Sorry, I got a bit sidetracked. The point I was trying to make was that I’m in this super weird in between stage of my life where I have a job waiting for me, but I just can’t get there yet. So I can’t really get another job because I’m working full time trying to get to the job I have waiting. Most of my friends have real jobs or are going back to school this month or are married or live far away. They’re all moving forward and I feel like I’m still stuck in this awkward stage where I don’t really know what I’m doing or when I’ll get my chance to move forward.

This was really bothering me for awhile. I got so frustrated because all I wanted was to move to Louisville and start working but it just wasn’t happening yet. Someone said to me a few weeks ago “I had no idea it was this hard and took this long to become a missionary!” And I had to agree with them. During training they told us it would take awhile, sometimes years, to get your funding to go and that it’ll all happen in God’s time when He’s ready for it to happen. But I just kept thinking –Why?? It’s not like I’m doing anything helpful to You right now.  I could be with Team Expansion, reaching these unreached people, but instead I’m sitting at home watching another Cake Boss marathon, waiting for it to be my turn to go. (Just to be clear again—I do lots of fundraising things during the day most days. But I also watch a lot of Cake Boss while doing so…I mean, you can only make so many phone calls in a day you know?)

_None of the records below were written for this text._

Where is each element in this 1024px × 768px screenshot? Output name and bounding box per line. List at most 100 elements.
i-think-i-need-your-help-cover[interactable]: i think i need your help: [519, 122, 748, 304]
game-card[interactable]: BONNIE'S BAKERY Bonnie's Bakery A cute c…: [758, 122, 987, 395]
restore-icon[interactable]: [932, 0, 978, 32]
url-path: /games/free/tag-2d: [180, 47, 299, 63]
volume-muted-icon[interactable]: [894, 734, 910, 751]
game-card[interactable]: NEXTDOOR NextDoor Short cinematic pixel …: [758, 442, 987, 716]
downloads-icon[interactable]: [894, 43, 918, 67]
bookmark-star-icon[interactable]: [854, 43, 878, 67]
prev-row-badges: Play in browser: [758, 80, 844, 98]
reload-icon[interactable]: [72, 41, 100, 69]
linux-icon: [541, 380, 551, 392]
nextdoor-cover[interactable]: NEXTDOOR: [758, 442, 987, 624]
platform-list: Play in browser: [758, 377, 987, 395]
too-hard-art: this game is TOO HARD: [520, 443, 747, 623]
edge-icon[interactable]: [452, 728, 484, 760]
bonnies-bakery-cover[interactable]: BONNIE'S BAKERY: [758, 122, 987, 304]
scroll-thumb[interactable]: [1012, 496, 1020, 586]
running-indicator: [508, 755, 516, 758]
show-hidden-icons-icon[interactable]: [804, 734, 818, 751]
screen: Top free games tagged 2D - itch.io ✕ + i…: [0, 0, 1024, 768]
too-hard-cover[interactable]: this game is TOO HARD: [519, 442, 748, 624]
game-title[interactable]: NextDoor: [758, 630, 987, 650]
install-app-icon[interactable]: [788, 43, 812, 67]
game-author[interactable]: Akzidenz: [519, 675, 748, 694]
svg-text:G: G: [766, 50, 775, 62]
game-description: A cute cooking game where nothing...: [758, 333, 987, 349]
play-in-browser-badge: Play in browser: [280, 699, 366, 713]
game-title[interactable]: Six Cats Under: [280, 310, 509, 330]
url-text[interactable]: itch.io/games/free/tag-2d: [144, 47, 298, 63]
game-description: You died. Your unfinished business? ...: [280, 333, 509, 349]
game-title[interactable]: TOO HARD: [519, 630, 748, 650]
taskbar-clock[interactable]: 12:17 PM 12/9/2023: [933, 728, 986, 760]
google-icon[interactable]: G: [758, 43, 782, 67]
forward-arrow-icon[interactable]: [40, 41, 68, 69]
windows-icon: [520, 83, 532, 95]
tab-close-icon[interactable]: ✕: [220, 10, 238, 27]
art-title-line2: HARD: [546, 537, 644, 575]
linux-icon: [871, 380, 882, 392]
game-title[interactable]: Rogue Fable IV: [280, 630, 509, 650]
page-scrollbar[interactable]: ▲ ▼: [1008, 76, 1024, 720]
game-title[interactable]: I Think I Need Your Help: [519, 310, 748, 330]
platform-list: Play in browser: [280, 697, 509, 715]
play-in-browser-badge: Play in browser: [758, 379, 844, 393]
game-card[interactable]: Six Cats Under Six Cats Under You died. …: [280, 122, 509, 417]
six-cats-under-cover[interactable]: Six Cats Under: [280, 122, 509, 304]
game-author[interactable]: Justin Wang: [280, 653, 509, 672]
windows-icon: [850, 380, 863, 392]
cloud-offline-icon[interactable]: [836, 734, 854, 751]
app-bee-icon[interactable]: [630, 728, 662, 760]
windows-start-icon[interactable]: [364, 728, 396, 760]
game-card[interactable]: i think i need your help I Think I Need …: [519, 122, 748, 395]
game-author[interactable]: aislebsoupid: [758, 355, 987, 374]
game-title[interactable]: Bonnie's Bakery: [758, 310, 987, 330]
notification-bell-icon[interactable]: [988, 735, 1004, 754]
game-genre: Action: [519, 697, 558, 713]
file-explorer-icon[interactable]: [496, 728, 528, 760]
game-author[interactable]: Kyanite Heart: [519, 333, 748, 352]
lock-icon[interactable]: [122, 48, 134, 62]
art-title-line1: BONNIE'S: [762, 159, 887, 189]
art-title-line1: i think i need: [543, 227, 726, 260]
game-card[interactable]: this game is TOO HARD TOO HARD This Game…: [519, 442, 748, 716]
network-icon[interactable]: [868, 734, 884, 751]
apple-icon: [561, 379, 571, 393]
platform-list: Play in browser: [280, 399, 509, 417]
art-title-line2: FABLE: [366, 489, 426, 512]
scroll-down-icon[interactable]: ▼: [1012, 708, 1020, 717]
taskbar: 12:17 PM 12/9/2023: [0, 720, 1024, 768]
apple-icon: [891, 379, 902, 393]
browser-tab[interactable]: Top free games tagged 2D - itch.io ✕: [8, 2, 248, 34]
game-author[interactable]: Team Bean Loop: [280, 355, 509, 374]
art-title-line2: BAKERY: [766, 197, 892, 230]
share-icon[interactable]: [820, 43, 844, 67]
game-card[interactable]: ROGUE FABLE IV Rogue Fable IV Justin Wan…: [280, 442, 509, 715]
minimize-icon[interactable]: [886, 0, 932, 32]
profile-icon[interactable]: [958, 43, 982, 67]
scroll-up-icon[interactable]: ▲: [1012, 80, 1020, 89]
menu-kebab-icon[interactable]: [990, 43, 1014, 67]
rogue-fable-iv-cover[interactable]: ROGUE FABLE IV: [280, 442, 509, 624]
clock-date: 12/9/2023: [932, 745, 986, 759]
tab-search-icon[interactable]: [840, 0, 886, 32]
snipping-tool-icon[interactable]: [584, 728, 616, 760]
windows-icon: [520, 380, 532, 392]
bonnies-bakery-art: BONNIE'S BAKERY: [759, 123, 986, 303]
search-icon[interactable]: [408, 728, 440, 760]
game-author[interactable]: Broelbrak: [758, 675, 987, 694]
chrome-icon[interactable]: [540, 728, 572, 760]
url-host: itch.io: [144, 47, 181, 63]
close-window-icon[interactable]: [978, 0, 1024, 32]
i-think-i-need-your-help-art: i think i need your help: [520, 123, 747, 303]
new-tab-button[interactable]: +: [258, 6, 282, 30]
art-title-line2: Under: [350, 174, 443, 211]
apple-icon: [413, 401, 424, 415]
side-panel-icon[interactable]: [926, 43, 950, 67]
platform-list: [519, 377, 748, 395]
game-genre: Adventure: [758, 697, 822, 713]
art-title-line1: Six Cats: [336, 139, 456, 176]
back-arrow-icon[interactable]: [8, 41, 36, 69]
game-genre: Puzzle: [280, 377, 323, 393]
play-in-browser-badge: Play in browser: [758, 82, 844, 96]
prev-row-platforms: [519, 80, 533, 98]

This really bothered me for awhile. And still does a bit. But not that long ago I started reading Oswald Chamber’s My Utmost for His Highest and, on a particularly difficult day, came upon this:

Put God’s Will First. “Behold, I have come to do Your will, O God” (Hebrews 10:9).
A person’s obedience is to what he sees to be a need— our Lord’s obedience was to the will of His Father. The rallying cry today is, “We must get to work! The heathen are dying without God. We must go and tell them about Him.” But we must first make sure that God’s “needs” and His will in us personally are being met. Jesus said, “. . . tarry . . . until you are endued with power from on high” (Luke 24:49). The purpose of our Christian training is to get us into the right relationship to the “needs” of God and His will. Once God’s “needs” in us have been met, He will open the way for us to accomplish His will, meeting His “needs” elsewhere.

It kind of blew my mind that, first of all, I read this on the day I was thinking about all of this stuff so much and was really upset about it. That was cool. But it also made me feel like such an idiot. Maybe God’s “needs” in me aren’t met yet. I have to obey his will for ME and meet his needs in ME before I can meet His needs in other people. I was being so selfish and so impatient. I wanted to go and start my work because I didn’t like where I was in my life. I didn’t like being in between. But maybe this is exactly where God needs me right now. Maybe if I started working with these unreached people now, as I am today, I’d ruin their chance of loving Christ forever.  I hope I wouldn’t be that terrible haha But I guess you never really know. For whatever reason, I’m not who I need to be yet. I’m not sure how to become that person that God thinks is ready to serve Him in Louisville but now I have another goal, besides getting the funds I need to move—becoming that person that God knows will serve His people in the best way possible. That and finishing my Cake Boss marathon.